If he were human, Noemi would feel guilty about the weight. But she can let go now. She doesn’t have to feel bad about causing problems, for needing too much. Abel could hold her forever.

The fever closes around her again, like the spine-toothed petals of a Venus flytrap. But it’s stronger now, as though angry the drugs cheated it of one wretched hour.

She feels as if she might lose consciousness any moment—and if she falls asleep now, she might never wake again.





28


DURING THE SWIFT RIDE ACROSS STRONGHOLD’S BAR-ren gray terrain, distant cities of metal and stone no more than shadows on the horizon, Abel had calculated that the probability Dr. Ephraim Dunaway was acting purely out of medical necessity was no higher than 32.4 percent.

Now they’re at the medical center, an isolated dome of concrete. Noemi is being wheeled into an examination room, with Abel at her side.
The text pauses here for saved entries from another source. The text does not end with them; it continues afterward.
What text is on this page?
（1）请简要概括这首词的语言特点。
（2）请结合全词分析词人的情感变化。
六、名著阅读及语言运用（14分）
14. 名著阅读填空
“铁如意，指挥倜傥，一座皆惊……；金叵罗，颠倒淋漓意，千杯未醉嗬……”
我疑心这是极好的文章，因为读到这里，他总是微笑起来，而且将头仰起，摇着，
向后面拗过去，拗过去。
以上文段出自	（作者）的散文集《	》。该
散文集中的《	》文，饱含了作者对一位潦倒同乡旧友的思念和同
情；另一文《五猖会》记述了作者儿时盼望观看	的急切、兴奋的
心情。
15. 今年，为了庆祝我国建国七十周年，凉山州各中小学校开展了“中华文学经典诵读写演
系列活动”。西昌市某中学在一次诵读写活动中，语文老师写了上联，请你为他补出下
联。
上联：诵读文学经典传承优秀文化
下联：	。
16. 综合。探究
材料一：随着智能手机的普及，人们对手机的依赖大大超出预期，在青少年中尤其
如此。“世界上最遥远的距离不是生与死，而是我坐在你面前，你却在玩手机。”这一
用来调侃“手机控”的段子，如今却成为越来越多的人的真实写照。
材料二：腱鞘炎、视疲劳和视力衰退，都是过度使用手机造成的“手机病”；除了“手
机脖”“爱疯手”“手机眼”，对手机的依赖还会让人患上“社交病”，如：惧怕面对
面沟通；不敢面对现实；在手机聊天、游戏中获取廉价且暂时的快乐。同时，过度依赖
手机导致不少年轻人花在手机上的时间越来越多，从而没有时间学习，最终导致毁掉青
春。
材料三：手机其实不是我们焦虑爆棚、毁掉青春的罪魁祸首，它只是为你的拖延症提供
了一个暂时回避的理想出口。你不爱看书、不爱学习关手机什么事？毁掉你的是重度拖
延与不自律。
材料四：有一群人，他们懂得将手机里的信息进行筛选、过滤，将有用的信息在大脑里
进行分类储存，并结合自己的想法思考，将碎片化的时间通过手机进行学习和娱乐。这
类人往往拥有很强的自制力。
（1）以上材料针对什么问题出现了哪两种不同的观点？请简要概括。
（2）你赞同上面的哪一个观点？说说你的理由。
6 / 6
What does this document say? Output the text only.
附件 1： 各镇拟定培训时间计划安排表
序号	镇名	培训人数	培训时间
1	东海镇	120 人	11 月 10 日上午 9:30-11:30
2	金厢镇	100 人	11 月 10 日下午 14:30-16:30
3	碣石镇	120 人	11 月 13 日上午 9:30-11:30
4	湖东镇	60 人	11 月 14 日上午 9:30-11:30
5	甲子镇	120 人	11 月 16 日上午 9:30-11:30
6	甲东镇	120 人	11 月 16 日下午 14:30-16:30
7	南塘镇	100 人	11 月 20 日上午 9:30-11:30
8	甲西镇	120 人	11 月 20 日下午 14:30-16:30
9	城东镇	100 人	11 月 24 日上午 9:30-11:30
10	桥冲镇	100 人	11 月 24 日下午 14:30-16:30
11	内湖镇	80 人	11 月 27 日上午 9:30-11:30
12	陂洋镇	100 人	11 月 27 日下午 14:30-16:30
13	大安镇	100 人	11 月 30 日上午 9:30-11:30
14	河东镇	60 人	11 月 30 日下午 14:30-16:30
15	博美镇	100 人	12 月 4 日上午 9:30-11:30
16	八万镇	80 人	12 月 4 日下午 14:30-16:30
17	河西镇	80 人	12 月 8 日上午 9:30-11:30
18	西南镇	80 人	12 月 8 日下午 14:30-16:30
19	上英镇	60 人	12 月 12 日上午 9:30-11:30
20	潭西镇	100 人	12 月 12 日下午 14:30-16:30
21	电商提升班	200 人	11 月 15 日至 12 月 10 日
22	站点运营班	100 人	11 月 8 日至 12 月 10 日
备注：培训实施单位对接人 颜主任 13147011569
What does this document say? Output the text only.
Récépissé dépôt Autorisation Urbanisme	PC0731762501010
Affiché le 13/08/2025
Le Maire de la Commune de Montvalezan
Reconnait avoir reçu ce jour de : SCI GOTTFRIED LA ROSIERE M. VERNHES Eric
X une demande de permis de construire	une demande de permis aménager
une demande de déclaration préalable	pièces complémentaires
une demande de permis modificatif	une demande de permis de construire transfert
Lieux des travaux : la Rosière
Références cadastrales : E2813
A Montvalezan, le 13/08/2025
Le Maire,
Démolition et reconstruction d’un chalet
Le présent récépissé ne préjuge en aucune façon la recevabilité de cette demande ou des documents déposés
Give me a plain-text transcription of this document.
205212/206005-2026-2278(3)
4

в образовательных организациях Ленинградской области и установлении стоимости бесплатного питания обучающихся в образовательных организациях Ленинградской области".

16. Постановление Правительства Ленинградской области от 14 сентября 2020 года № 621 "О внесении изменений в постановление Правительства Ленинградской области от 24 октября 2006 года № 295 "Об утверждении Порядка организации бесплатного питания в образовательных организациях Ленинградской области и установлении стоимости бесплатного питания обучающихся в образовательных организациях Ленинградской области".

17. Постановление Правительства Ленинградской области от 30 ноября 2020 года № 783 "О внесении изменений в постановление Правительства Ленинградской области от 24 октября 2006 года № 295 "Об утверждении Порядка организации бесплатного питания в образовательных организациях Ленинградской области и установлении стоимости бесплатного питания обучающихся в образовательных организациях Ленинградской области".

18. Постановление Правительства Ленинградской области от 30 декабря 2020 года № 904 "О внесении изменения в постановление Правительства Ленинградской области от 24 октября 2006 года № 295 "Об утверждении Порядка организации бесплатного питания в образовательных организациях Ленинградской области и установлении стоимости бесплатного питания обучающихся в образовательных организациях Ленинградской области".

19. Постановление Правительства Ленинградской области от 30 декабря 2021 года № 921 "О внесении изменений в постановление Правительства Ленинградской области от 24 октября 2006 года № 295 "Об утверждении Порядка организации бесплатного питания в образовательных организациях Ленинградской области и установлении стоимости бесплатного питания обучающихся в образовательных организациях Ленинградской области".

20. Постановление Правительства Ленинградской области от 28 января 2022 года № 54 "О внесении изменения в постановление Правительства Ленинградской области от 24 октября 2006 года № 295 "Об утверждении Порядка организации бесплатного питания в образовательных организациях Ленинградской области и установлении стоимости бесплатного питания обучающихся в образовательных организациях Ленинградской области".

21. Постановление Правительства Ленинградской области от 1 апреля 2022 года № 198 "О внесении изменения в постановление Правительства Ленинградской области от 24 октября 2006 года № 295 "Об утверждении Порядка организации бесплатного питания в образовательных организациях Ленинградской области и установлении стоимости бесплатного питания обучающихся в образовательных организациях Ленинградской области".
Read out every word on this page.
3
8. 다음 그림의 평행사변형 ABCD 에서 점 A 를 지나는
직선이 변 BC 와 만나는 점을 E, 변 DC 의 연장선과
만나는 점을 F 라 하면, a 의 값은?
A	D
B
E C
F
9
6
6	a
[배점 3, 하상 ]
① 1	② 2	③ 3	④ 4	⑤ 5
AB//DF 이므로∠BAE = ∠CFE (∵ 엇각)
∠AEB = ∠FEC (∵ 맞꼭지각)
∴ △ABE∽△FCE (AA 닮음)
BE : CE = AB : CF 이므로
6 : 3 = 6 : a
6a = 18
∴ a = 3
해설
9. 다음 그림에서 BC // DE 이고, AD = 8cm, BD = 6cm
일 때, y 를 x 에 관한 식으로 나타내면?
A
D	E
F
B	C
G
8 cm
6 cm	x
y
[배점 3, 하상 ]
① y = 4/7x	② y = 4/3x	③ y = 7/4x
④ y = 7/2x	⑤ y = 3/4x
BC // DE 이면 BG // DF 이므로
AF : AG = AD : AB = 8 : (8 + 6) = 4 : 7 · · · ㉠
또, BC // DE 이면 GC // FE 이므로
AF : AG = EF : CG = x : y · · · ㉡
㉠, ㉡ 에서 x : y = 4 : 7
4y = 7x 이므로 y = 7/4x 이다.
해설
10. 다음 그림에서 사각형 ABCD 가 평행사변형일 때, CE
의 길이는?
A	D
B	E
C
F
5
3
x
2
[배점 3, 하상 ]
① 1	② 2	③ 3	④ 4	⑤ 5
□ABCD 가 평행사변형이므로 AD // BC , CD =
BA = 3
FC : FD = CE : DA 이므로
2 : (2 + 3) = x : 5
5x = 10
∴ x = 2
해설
A Tare model waits for them both, medscanner in hand.

Abel has readjusted his estimate. He now believes there is only a 27.1 percent chance that Dr. Dunaway is acting out of pure necessity.

He’s attentive, yes—but too attentive, as though he had to get every reading or measurement he could while they were still inside the medtram hovering just above the rocky surface. Also, Abel notices, Dunaway inputs every piece of data twice: once in what looks like the standard equipment, once into a personal handheld device. There is no rational explanation for this that does not ascribe another, unknown agenda to Dunaway’s behavior.

For the time being, however, Noemi is being adequately seen to, and that must be enough.

Once she’s lying in her clinical bed, she’s wrapped in silvery blankets and temperature monitors are stuck to the insides of her wrists. The Tare model goes to her, then frowns. “I would have run the first in-depth scan, Dr. Dunaway. Your readings on the medtram could have been compromised.”